Total and intact incretin concentrations increased (P<0001) following a mixed meal, but on control days (vehicle infusion), intact peptide concentrations were lower (P<01) than total peptide concentrations (22 +/- 1% intact GIP; 10 +/- 0% intact GLP-1). Following inhibitor treatment, the proportion of intact peptide increased (92 +/- 4% intact GIP, P<0001; 99 +/- 22% intact GLP-1, P<02). Active (intact) incretins increased after NVP-DPP728 (from 4797 +/- 364 to 10 649 +/- 106 pM x min for GIP, P<03; from 646 +/- 134 to 2822 +/- 528 pM x m in for GLP-1, P<05). In contrast, total incretins fell (from 21 632 +/- 654 to 12 084 +/- 1723 pM x min for GIP, P<002; from 5145 +/- 677 to 3060 +/- 601 pM x min for GLP-1, P<05). Snag it now , insulin and glucagon concentrations were unaltered by the inhibitor. We have concluded that DPP IV inhibition with NVP-DPP728 prevents N-terminal degradation of endogenous incretins in vivo, resulting in increased plasma concentrations of intact, biologically active GIP and GLP-1. Total incretin secretion was reduced by DPP IV inhibition, suggesting the possibility of a feedback mechanism.

10152/ajpendo0231022. glucagon-like peptide 1 mouse brown adipose tissue mitochondrial proteome and potentiates body mass reduction induced by liraglutide.University of Campinas, Campinas, Brazil.Scientific and Technological Development, São Paulo, Brazil.Obesity is one of the leading noncommunicable diseases in the world. Despite intense efforts to develop strategies to prevent and treat obesity, its prevalence continues to rise worldwide.

A recent study has shown that the tricarboxylic acid intermediate succinate increases body energy expenditure by promoting brown adipose tissue thermogenesis through the activation of uncoupling protein-1; this has generated interest surrounding its potential usefulness as an approach to treat obesity. It is currently unknown how succinate impacts brown adipose tissue protein expression, and how exogenous succinate impacts body mass reduction promoted by a drug approved to treat human obesity, the glucagon-like-1 receptor agonist, liraglutide. In the first part of this study, we used bottom-up shotgun proteomics to determine the acute impact of exogenous succinate on the brown adipose tissue. We show that succinate rapidly affects the expression of 177 brown adipose tissue proteins, which are mostly associated with mitochondrial structure and function. In the second part of this study, we performed a short-term preclinical pharmacological intervention, treating diet-induced obese mice with a combination of exogenous succinate and liraglutide.
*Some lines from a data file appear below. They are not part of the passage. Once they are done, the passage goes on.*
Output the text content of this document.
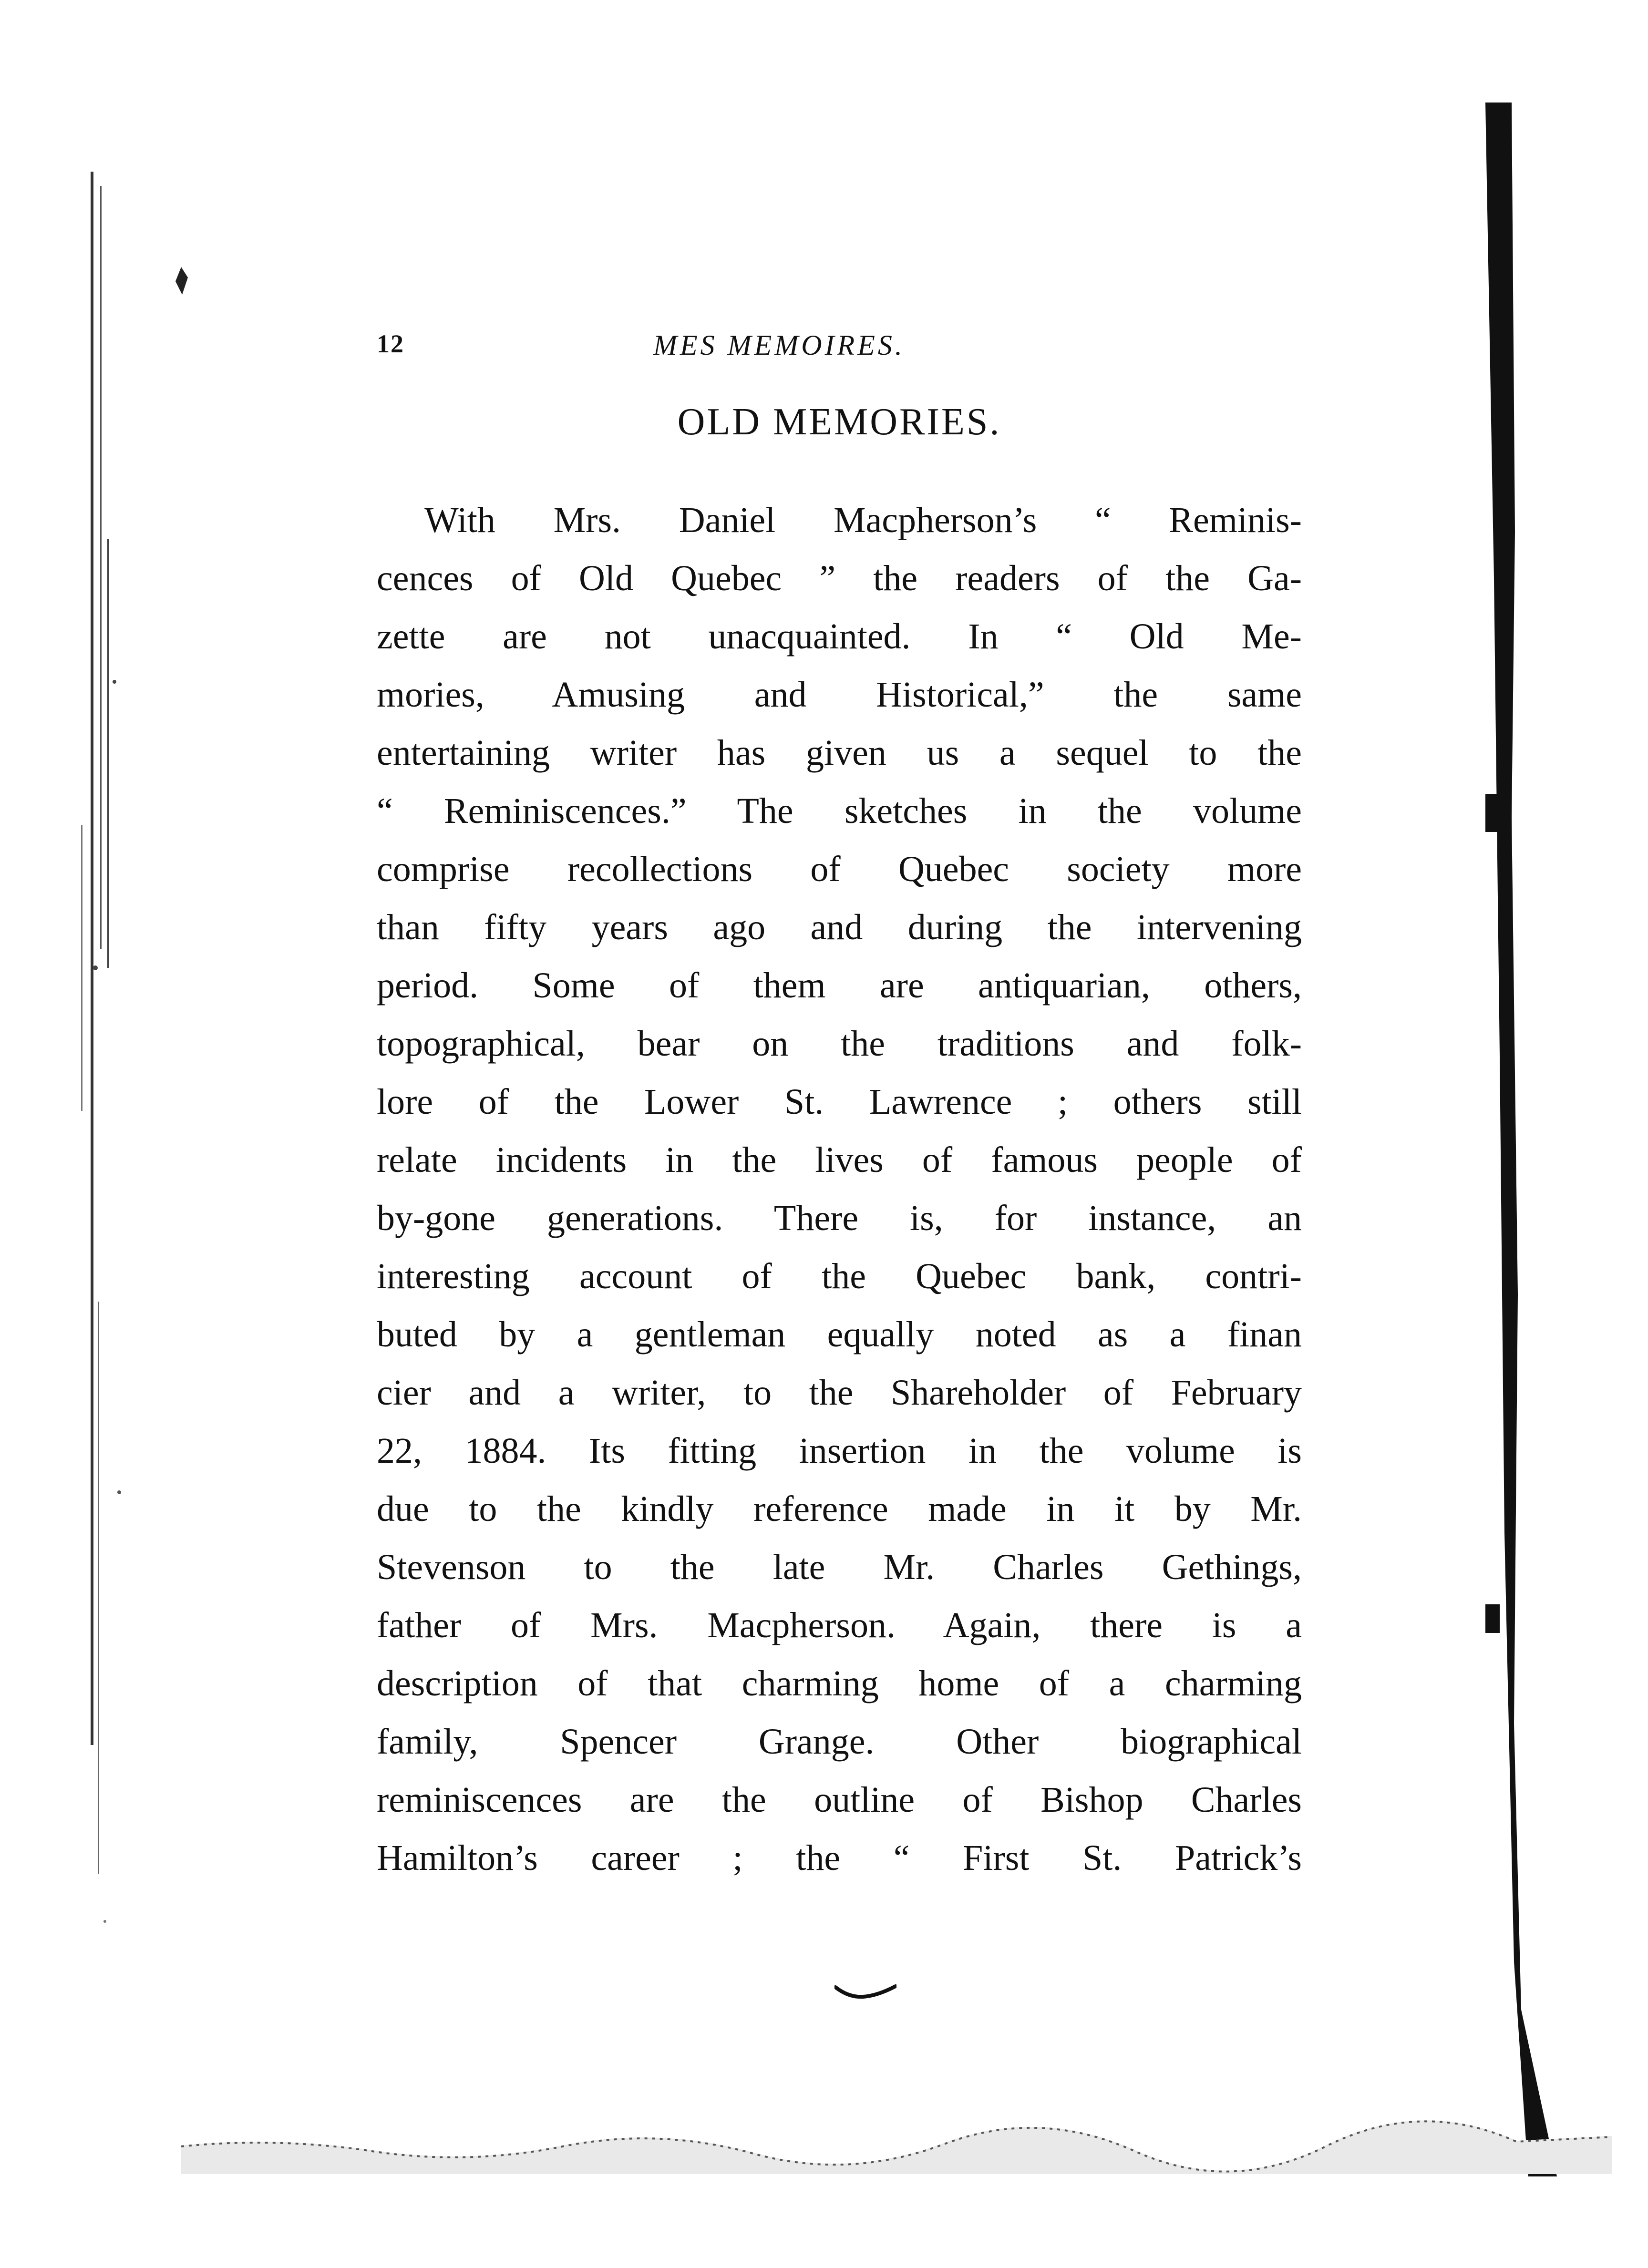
12	MES MEMOIRES.
OLD MEMORIES.
With Mrs. Daniel Macpherson’s “ Reminis-
cences of Old Quebec ” the readers of the Ga-
zette are not unacquainted. In “ Old Me-
mories, Amusing and Historical,” the same
entertaining writer has given us a sequel to the
“ Reminiscences.” The sketches in the volume
comprise recollections of Quebec society more
than fifty years ago and during the intervening
period. Some of them are antiquarian, others,
topographical, bear on the traditions and folk-
lore of the Lower St. Lawrence ; others still
relate incidents in the lives of famous people of
by-gone generations. There is, for instance, an
interesting account of the Quebec bank, contri-
buted by a gentleman equally noted as a finan
cier and a writer, to the Shareholder of February
22, 1884. Its fitting insertion in the volume is
due to the kindly reference made in it by Mr.
Stevenson to the late Mr. Charles Gethings,
father of Mrs. Macpherson. Again, there is a
description of that charming home of a charming
family, Spencer Grange. Other biographical
reminiscences are the outline of Bishop Charles
Hamilton’s career ; the “ First St. Patrick’s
We show that the combination was more efficient than liraglutide alone in promoting body mass reduction, food energy efficiency reduction, food intake reduction, and an increase in body temperature. Using serum metabolomics analysis, we showed that succinate, but not liraglutide, promoted a significant increase in the blood levels of several medium and long-chain fatty acids.